Taken from: Ragan’s “PR Daily” By Michael Sebastian | Posted: March 23, 2011
If you have time…and want the full article — plus comments: http://www.prdaily.com/Main/Articles/7660.aspx
To comment: larry@larrylitwin.com
Last month, PR strategist Adam Sherk took 25 of the most overused buzzwords in marketing and PR—he compiled a list of the top 100 in June—and ran them through PRFilter, a website from RealWire that aggregates press releases.
The results: “Solution” led the pack with 243 appearances.
Shortly after he published the post, PRFilter set the record straight: “Solution” did not appear in press releases 243 times; it appeared 622 times—and it was the second most common buzzword.
The most common word is “leading,” which showed its face 776 times—in one 24-hour stretch.
Here’s the full list—compliments of Adam Sherk and PRFilter:
1. leading (776)
2. solution (622)
3. best (473)
4. innovate / innovative / innovator (452)
5. leader (410)
6. top (370)
7. unique (282)
8. great (245)
9. extensive (215)
10. leading provider (153)
11. exclusive (143)
12. premier (136)
13. flexible (119)
14. award winning / winner (106)
15. dynamic (95)
16. fastest (70)
17. smart (69)
18. state of the art (65)
19. cutting edge (54)
20. biggest (54)
21. easy to use (51)
22. largest (34)
23. real time (8)
UPDATE: As RealWire CEO Adam Parker noted in the comments, there are 23 (instead of 25) buzzwords because PRFilter treats some words (innovate, innovator, innovative) as single words.
A few comments…including one from that Litwin guy:
Comments (27)
donmorberg · 2 days ago
dm
The difference in number is because Adam had innovate, innovator and innovation as separate words on his list but in actual fact PRFilter treats them all the same within its relevance processes as it sees them as all relating to innovation – hence why they are grouped together above.
Synergy wasn’t on Adam’s original list but having looked at our data I can confirm it appeared 19 times on the day in question.
Thanks for your interest.
Adam Parker, Chief exec, RealWire
Robert Cole
Adam,
Apologies for the comment being longer than the post – bad habit of mine…
Love the analysis, but I am not really surprised. Fundamentally, what you are seeing is what I have frequently called “Synonym Syndrome” or “Thesaurus Theory” in action.
In essence, in an effort to differentiate their product and break through the clutter, marketers are using seven basic pillars to justify product superiority or noteworthiness:
– Bigger
– Faster
– Simpler
– Smarter
– Different
– Popular
To sum up, they all are actually applying one unifying construct as an umbrella,
– Better
Some concepts, like Bigger, Faster, Simpler, Smarter are product related and traditionally dominated the landscape in an effort to describe HOW a product is better.
The other two, Different & Popular are a bit more socially oriented, referencing aspects that relate to other competitive products or an earlier version. These tend to address the WHY a product deserves attention.
Finally, if the product features/benefits & differentiation present a challenge, one can always fall back on those good ‘ole non-specific superlatives like Better. Does it really matter who gave you that award (thanks Mom) as long as you are now award-winning? Didn’t think so.

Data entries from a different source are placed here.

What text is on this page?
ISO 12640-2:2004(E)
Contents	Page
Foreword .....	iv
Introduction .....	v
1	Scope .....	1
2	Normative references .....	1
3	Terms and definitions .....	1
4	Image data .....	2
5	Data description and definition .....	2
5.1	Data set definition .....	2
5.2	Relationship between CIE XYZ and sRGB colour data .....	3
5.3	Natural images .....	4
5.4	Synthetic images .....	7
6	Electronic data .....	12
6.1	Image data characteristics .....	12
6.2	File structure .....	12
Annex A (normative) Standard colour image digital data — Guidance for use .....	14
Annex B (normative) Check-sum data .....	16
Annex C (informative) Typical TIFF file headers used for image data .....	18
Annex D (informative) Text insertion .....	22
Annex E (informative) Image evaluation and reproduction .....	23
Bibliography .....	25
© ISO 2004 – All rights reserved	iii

What I find most interesting is how these specific terms stack up when aggregated into groupings of similar terms –
Popular:1339
1. leading (776)
5. leader (410)
10. leading provider (153)
Better:1330
3. best (473)
6. top (370)
8. great (245)
12. premier (136)
14. award winning / winner (106)
Simpler:887
2. solution (622)
13. flexible (119)
21. easy to use (51)
15. dynamic (95)
Different:425
7. unique (282)
11. exclusive (143)
Bigger:303
9. extensive (215)
20. biggest (54)
22. largest (34)
Smarter:188
4. innovate / innovative / innovator (452)
17. smart (69)
18. state of the art (65)
19. cutting edge (54)
Faster:78
16. fastest (70)
23. real time (8)
Now that we live in more complex times where branding often trumps product feature sets, popularity and simplicity has apparently become the dominant theme, with the impact of social media perhaps tilting the scales, as you note, from Solution (Simpler) to Leading (Popular) within the last year.

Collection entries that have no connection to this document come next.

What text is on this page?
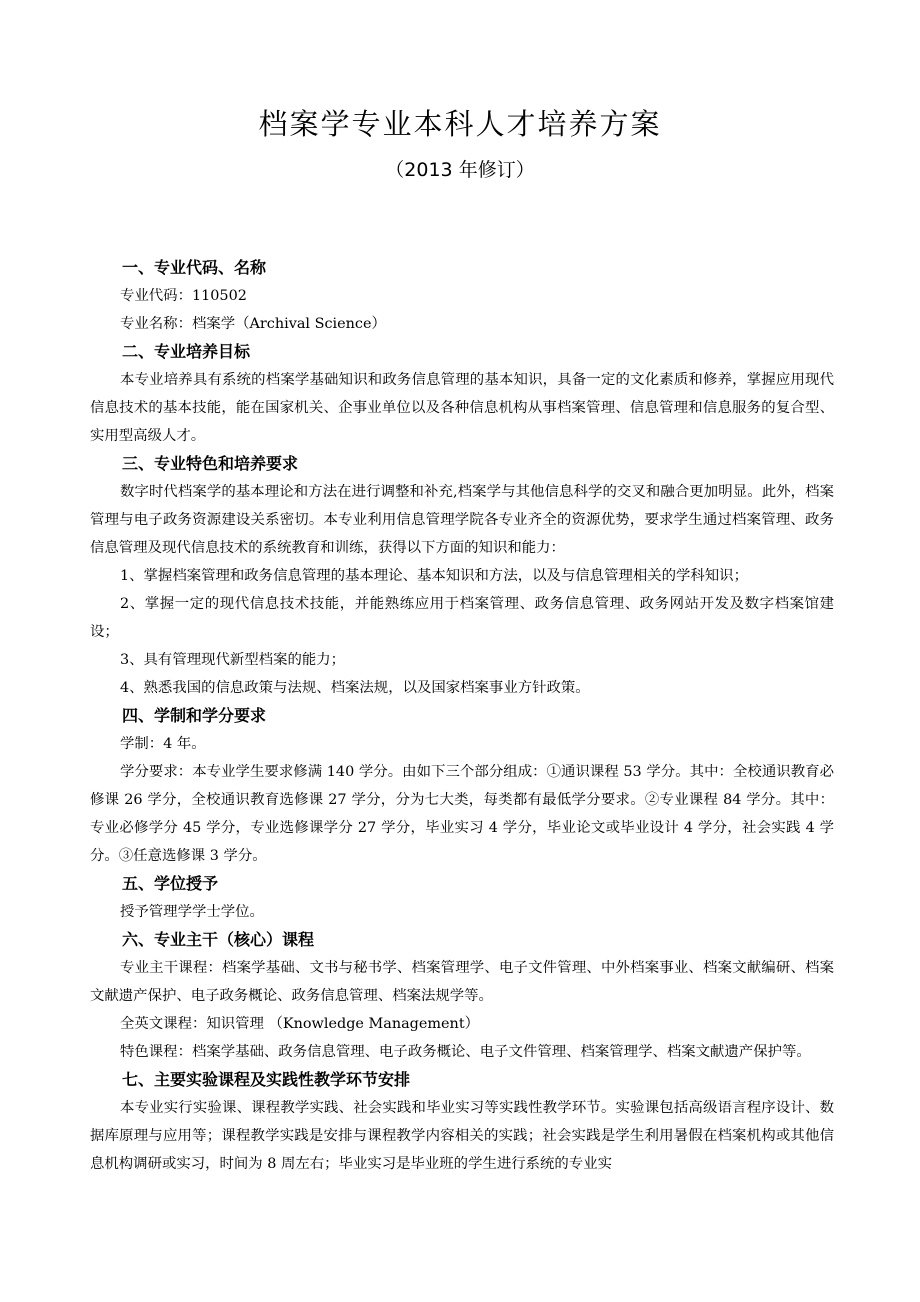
档案学专业本科人才培养方案
（2013 年修订）
一、专业代码、名称
专业代码：110502
专业名称：档案学（Archival Science）
二、专业培养目标
本专业培养具有系统的档案学基础知识和政务信息管理的基本知识，具备一定的文化素质和修养，掌握应用现代信息技术的基本技能，能在国家机关、企事业单位以及各种信息机构从事档案管理、信息管理和信息服务的复合型、实用型高级人才。
三、专业特色和培养要求
数字时代档案学的基本理论和方法在进行调整和补充,档案学与其他信息科学的交叉和融合更加明显。此外，档案管理与电子政务资源建设关系密切。本专业利用信息管理学院各专业齐全的资源优势，要求学生通过档案管理、政务信息管理及现代信息技术的系统教育和训练，获得以下方面的知识和能力：
1、掌握档案管理和政务信息管理的基本理论、基本知识和方法，以及与信息管理相关的学科知识；
2、掌握一定的现代信息技术技能，并能熟练应用于档案管理、政务信息管理、政务网站开发及数字档案馆建设；
3、具有管理现代新型档案的能力；
4、熟悉我国的信息政策与法规、档案法规，以及国家档案事业方针政策。
四、学制和学分要求
学制：4 年。
学分要求：本专业学生要求修满 140 学分。由如下三个部分组成：①通识课程 53 学分。其中：全校通识教育必修课 26 学分，全校通识教育选修课 27 学分，分为七大类，每类都有最低学分要求。②专业课程 84 学分。其中：专业必修学分 45 学分，专业选修课学分 27 学分，毕业实习 4 学分，毕业论文或毕业设计 4 学分，社会实践 4 学分。③任意选修课 3 学分。
五、学位授予
授予管理学学士学位。
六、专业主干（核心）课程
专业主干课程：档案学基础、文书与秘书学、档案管理学、电子文件管理、中外档案事业、档案文献编研、档案文献遗产保护、电子政务概论、政务信息管理、档案法规学等。
全英文课程：知识管理 （Knowledge Management）
特色课程：档案学基础、政务信息管理、电子政务概论、电子文件管理、档案管理学、档案文献遗产保护等。
七、主要实验课程及实践性教学环节安排
本专业实行实验课、课程教学实践、社会实践和毕业实习等实践性教学环节。实验课包括高级语言程序设计、数据库原理与应用等；课程教学实践是安排与课程教学内容相关的实践；社会实践是学生利用暑假在档案机构或其他信息机构调研或实习，时间为 8 周左右；毕业实习是毕业班的学生进行系统的专业实
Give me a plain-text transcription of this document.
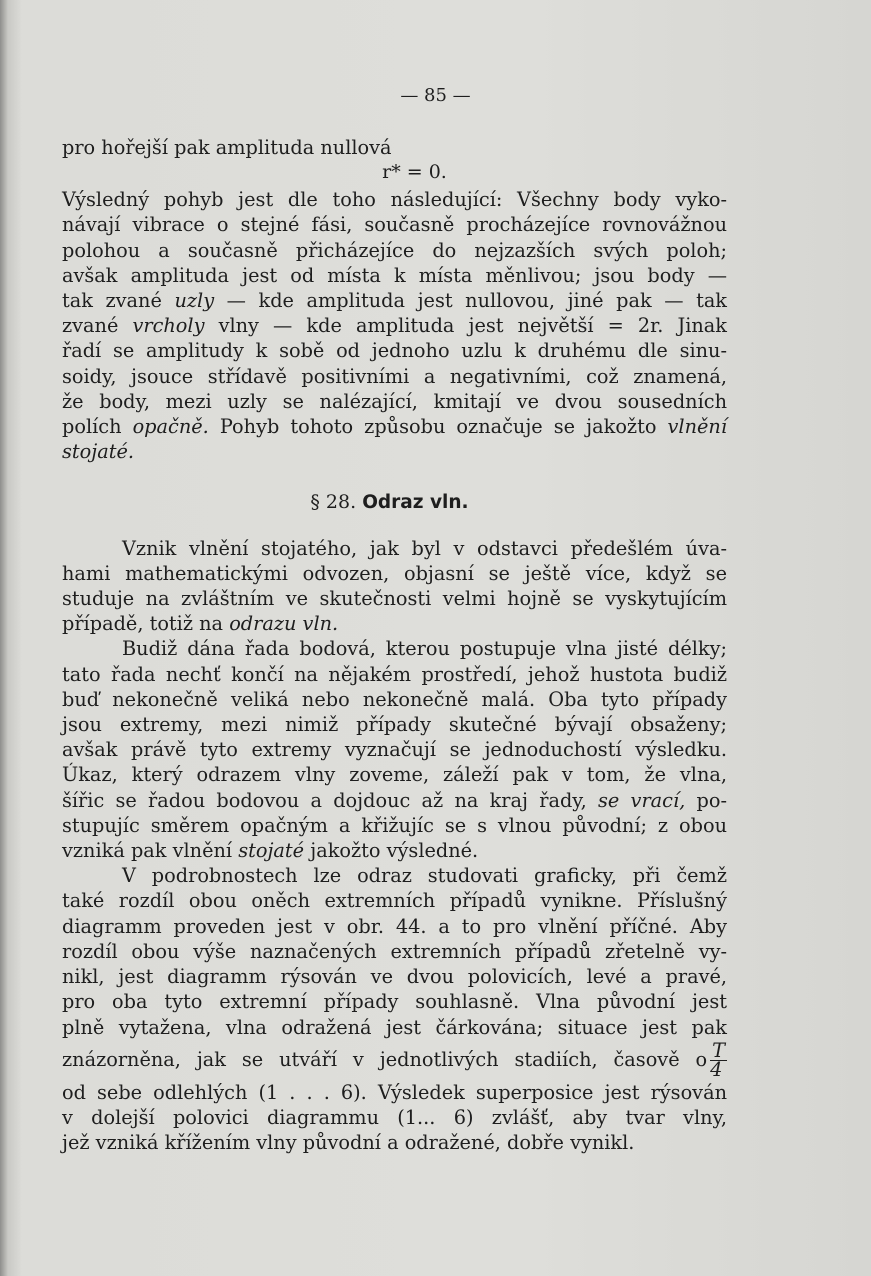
— 85 —

pro hořejší pak amplituda nullová

r* = 0.

Výsledný pohyb jest dle toho následující: Všechny body vyko-

návají vibrace o stejné fási, současně procházejíce rovnovážnou

polohou a současně přicházejíce do nejzazších svých poloh;

avšak amplituda jest od místa k místa měnlivou; jsou body —

tak zvané uzly — kde amplituda jest nullovou, jiné pak — tak

zvané vrcholy vlny — kde amplituda jest největší = 2r. Jinak

řadí se amplitudy k sobě od jednoho uzlu k druhému dle sinu-

soidy, jsouce střídavě positivními a negativními, což znamená,

že body, mezi uzly se nalézající, kmitají ve dvou sousedních

polích opačně. Pohyb tohoto způsobu označuje se jakožto vlnění

stojaté.

§ 28. Odraz vln.

Vznik vlnění stojatého, jak byl v odstavci předešlém úva-

hami mathematickými odvozen, objasní se ještě více, když se

studuje na zvláštním ve skutečnosti velmi hojně se vyskytujícím

případě, totiž na odrazu vln.

Budiž dána řada bodová, kterou postupuje vlna jisté délky;

tato řada nechť končí na nějakém prostředí, jehož hustota budiž

buď nekonečně veliká nebo nekonečně malá. Oba tyto případy

jsou extremy, mezi nimiž případy skutečné bývají obsaženy;

avšak právě tyto extremy vyznačují se jednoduchostí výsledku.

Úkaz, který odrazem vlny zoveme, záleží pak v tom, že vlna,

šířic se řadou bodovou a dojdouc až na kraj řady, se vrací, po-

stupujíc směrem opačným a křižujíc se s vlnou původní; z obou

vzniká pak vlnění stojaté jakožto výsledné.

V podrobnostech lze odraz studovati graficky, při čemž

také rozdíl obou oněch extremních případů vynikne. Příslušný

diagramm proveden jest v obr. 44. a to pro vlnění příčné. Aby

rozdíl obou výše naznačených extremních případů zřetelně vy-

nikl, jest diagramm rýsován ve dvou polovicích, levé a pravé,

pro oba tyto extremní případy souhlasně. Vlna původní jest

plně vytažena, vlna odražená jest čárkována; situace jest pak

znázorněna, jak se utváří v jednotlivých stadiích, časově o $\frac{T}{4}$

od sebe odlehlých (1 . . . 6). Výsledek superposice jest rýsován

v dolejší polovici diagrammu (1... 6) zvlášť, aby tvar vlny,

jež vzniká křížením vlny původní a odražené, dobře vynikl.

Of course, it could be worse. We can be thankful that we are not suffering the product marketing malaise of the 1960’s & ’70’s when the generic and typically unsubstantiated “New & Improved” were undoubtedly the most popular terms.
Great stuff – would love to see you semantically categorize the concepts as the context is what really makes the usage of these terms most intriguing.